饭后,林守义坐在屋檐下,吧嗒吧嗒抽着旱烟,一连抽了好几锅。他内心在两头拉扯。一边,是女儿过人的天分,那一点做父亲的私心期许;另一边,是家里的生计,亲戚的规劝,整个山村代代传下来的旧观念。两股力量来回撕扯,叫他进退维谷。
周桂兰收拾完碗筷,也走到屋檐下,夫妻二人又低声商量。要不要变卖家中那几只下蛋的老母鸡凑学费?卖了鸡,家中便断了换零钱的来路;不去变卖,那学费又从何处得来。想来想去,处处都是难处。
林知穗立在堂屋门槛边,看着父母愁苦为难的模样,心里五味杂陈。
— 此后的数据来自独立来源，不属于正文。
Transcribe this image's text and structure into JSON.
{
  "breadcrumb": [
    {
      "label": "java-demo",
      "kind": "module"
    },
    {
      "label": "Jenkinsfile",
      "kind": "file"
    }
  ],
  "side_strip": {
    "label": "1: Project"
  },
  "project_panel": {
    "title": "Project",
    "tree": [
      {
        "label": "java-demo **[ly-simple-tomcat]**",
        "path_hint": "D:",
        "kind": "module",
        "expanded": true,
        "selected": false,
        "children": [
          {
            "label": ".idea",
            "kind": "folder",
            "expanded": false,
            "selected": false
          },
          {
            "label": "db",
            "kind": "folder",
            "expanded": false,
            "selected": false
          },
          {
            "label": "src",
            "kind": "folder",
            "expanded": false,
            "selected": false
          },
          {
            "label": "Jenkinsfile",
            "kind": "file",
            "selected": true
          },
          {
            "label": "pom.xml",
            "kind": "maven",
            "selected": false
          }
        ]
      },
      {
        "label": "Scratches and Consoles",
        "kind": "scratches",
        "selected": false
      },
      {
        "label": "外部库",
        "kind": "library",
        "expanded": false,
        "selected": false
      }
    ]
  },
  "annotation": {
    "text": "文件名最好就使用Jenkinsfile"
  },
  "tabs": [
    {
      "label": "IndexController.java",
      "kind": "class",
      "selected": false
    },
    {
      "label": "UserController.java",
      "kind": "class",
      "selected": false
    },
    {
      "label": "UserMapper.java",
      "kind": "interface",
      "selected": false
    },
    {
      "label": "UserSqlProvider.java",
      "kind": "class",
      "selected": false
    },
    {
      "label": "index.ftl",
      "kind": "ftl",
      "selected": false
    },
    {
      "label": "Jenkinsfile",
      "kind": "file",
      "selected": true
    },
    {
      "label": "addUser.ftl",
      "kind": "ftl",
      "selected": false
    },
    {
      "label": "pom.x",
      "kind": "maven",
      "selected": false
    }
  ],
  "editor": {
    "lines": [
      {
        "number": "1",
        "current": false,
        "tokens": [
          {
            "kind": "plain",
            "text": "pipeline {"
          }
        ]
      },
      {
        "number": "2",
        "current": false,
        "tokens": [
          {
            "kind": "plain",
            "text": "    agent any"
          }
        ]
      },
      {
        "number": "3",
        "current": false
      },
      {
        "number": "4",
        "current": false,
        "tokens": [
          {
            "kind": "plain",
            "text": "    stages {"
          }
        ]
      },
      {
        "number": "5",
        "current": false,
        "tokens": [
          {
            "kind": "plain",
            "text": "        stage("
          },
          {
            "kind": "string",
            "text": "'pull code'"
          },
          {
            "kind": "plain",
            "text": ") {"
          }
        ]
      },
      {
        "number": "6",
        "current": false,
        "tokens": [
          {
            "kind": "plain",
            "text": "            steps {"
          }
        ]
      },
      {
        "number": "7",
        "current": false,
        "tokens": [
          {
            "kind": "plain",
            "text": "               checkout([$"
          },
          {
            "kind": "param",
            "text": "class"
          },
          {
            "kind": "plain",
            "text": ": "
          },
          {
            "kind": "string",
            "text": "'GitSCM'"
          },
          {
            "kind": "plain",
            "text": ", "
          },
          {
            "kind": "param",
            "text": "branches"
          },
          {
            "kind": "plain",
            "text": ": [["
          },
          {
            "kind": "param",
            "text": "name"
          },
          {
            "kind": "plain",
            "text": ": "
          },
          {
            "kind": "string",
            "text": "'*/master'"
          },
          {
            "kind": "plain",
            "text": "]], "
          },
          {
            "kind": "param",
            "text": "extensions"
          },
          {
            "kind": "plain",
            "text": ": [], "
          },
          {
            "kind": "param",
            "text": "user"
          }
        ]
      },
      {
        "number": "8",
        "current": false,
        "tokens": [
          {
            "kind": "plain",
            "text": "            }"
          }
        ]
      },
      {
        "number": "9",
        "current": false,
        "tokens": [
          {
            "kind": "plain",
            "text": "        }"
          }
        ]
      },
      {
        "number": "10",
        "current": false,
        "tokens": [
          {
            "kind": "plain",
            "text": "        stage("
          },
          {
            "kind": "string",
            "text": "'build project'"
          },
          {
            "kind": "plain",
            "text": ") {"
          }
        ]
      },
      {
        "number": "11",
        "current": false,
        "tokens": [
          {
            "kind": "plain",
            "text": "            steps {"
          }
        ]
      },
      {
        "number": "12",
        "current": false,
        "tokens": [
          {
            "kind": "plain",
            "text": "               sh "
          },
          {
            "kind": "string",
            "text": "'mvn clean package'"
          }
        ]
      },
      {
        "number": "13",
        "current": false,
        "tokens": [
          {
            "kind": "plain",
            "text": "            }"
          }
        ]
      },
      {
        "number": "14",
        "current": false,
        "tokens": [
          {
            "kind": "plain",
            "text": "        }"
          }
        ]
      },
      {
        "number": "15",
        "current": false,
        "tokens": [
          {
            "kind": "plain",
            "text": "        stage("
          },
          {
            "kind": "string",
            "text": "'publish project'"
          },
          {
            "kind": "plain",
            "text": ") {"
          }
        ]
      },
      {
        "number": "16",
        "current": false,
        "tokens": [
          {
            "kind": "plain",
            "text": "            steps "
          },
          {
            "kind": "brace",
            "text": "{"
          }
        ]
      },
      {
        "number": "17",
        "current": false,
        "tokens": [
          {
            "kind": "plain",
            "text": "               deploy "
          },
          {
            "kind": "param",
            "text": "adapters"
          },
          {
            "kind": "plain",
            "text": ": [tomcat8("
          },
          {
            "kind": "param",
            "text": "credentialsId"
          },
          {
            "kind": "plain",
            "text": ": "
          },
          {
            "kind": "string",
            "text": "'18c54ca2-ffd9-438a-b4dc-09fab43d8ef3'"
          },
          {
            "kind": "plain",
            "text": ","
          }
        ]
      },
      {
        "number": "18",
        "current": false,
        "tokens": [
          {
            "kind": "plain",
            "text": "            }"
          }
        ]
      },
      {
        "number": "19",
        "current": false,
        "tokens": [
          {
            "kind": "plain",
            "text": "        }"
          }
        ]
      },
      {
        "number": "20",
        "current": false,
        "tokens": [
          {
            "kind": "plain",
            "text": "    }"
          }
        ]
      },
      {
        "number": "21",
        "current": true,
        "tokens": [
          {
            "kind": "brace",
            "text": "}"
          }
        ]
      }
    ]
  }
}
她并不怨恨父母,她看得见家里日子的窘迫。可心底那一份想要读书的渴望,又叫她万般不甘。
她的学业,第一次遇上真正的生死危机。不是巷口几句闲话,不是长辈几句训诫,而是生养自己的父母,已经开始认真盘算,让她告别书本,回归灶台与田地。
往后的几日,家里始终被一层沉沉的阴霾笼罩。亲戚依旧时不时上门,继续铺陈他们那一套说辞;外面的闲话也没有停歇。父母的心,就在亲情压力、乡土舆论、柴米生计三者之间,反复摇摆不定。
没有人拍板定下最终的结果,可那一股要将她推离学堂的力量,已经实实在在来到了她的面前。往后究竟能不能继续捧着书本,一切都变得渺茫难测。
春日的山风穿过院落,吹动檐下干枯的茅草。林知穗走到院中,抬眼望向远处重重叠叠的群山。她想起后山山坡上自在生长的草木鸟兽,想起自己心底那个 “人为何生来就要认命” 的疑问。可眼下,尚且轮不到去思索宏大的道理,她先要守住自己手里的书本。
只是这份守护,何其艰难。整个家,整个周遭的世道,都在往相反的方向拖拽。少女单薄的肩膀,要独自扛住这扑面而来的重重重压。